Having an Edge
This is Bill Buchan’s 54th year racing Star boats. With three Star World Championships to his credit, he is just two points below Lowell North if one adds up firsts, seconds, and thirds accumulated in that esteemed annual regatta. In 1984, he won an Olympic gold medal in the class. (His son, Carl, won gold that same year in a Flying Dutchman, crewing for Jonathan McKee). Buchan has been afloat since he was a baby. Racing began as a grass roots, trial and error exercise.
His family had immigrated to Seattle, Washington from Scotland in the early 1920s to pursue the fishing business. His father built small boats in his spare time. And houses. “Dad’s theory,” Buchan says, “was if we couldn’t build it, we couldn’t have it.” At age 13, Bill took one look at the Stars gathering in Seattle for the North Americans and his life changed. Skippers like North, Bill Ficker, and Gerry Driscoll became his heroes. His father built a Star and crewed for his son in the Puget Sound fleet, finishing way down in the pack. By the time they’d built a third boat, Bill was deep into the subtleties of class measurement tolerances, and they were fast.
Buchan was so focused on racing he has never picked up a golf club or a tennis racket. He attributes his success to always having an edge. “I always had boat speed. I wasn’t scientific, but I had a good eye for things. I faired the keels, took the sails home and sewed on them. That gave me confidence. Seattle gave me an edge too. With its varied conditions, it is a wonderful training ground.”
In construction, he started building fiberglass Stars in the 70s, when the housing market slumped. “I took them to the measurement limits,” Buchan says, “no holding back even an eighth of an inch. They were hand painted, didn’t look great, but the keels were on straight. My boats were custom hot rods, light in the ends. I pushed that part of the rule.” He sold more than 50 “BUC” Stars. Buyers included Lowell North, Dennis Conner, and Tom Blackaller.
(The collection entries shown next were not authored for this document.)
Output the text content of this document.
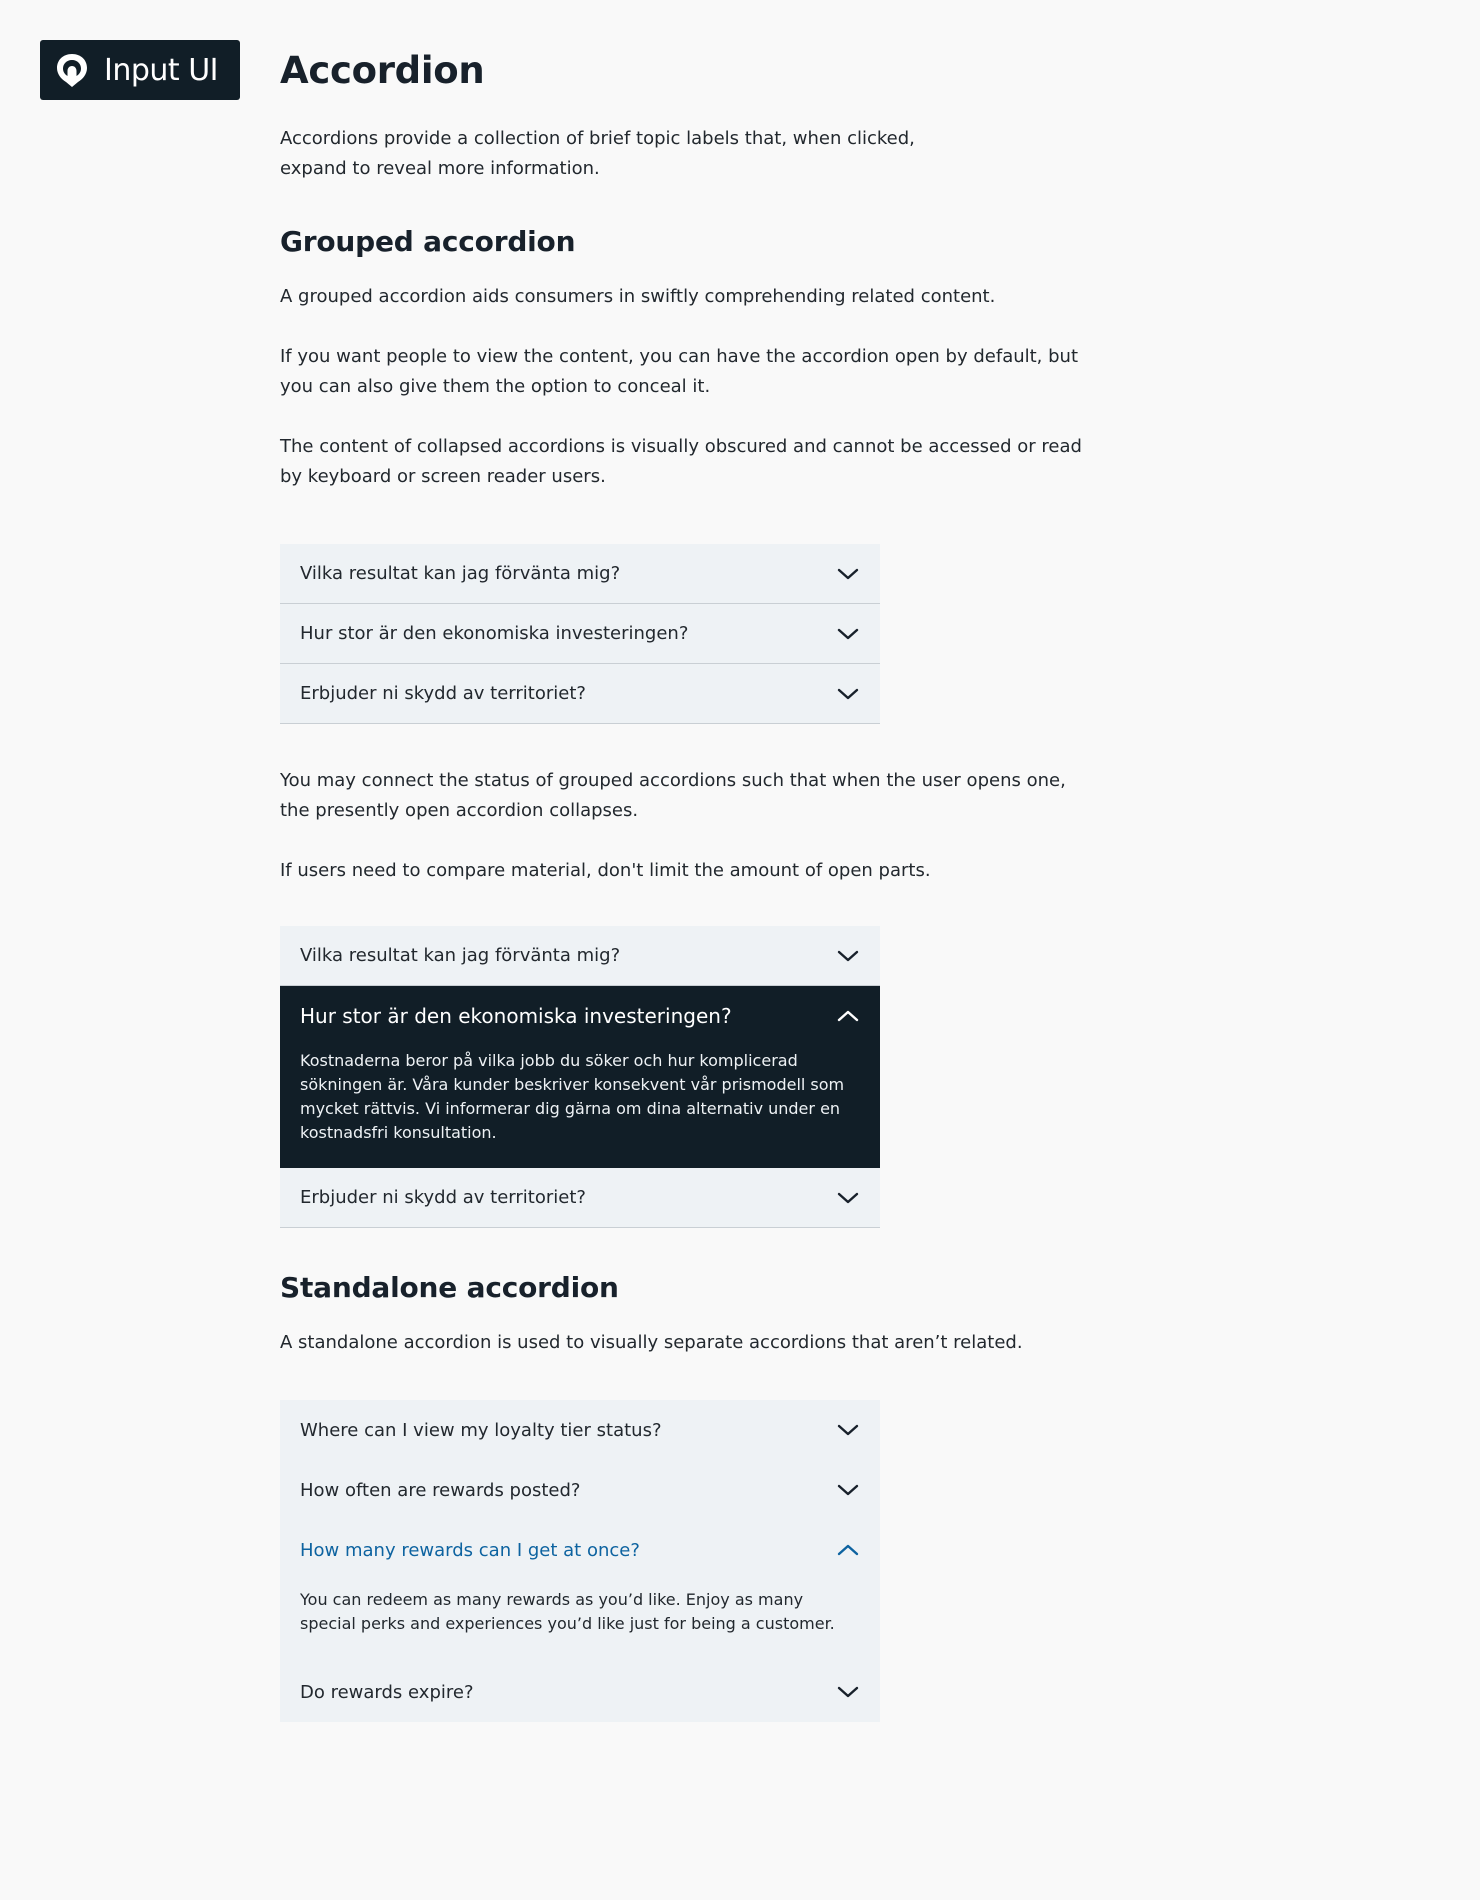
Input UI Accordion

Accordions provide a collection of brief topic labels that, when clicked, expand to reveal more information.

Grouped accordion

A grouped accordion aids consumers in swiftly comprehending related content.

If you want people to view the content, you can have the accordion open by default, but you can also give them the option to conceal it.

The content of collapsed accordions is visually obscured and cannot be accessed or read by keyboard or screen reader users.

Vilka resultat kan jag förvänta mig?
Hur stor är den ekonomiska investeringen?
Erbjuder ni skydd av territoriet?

You may connect the status of grouped accordions such that when the user opens one, the presently open accordion collapses.

If users need to compare material, don't limit the amount of open parts.

Vilka resultat kan jag förvänta mig?
Hur stor är den ekonomiska investeringen?
Kostnaderna beror på vilka jobb du söker och hur komplicerad sökningen är. Våra kunder beskriver konsekvent vår prismodell som mycket rättvis. Vi informerar dig gärna om dina alternativ under en kostnadsfri konsultation.
Erbjuder ni skydd av territoriet?
Standalone accordion

A standalone accordion is used to visually separate accordions that aren’t related.

Where can I view my loyalty tier status?
How often are rewards posted?
How many rewards can I get at once?
You can redeem as many rewards as you’d like. Enjoy as many special perks and experiences you’d like just for being a customer.
Do rewards expire?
Buchan jumped into a Soling and won the World Championship in 1975. “The trailing edge of the keel had a half inch radius. I got out the sandpaper.” He also built a mainsail out of stretchy cloth to satisfy shaping the sail for different wind strengths. “The next year everyone had one.
“In the old days,” Buchan ruminates, “ten Stars would break free at the line and accelerate away. I’d finish third or fourth – out of 80 or 100 boats – and wonder what I was doing wrong. There’s no edge today. All the boats are beautiful, all the same speed.”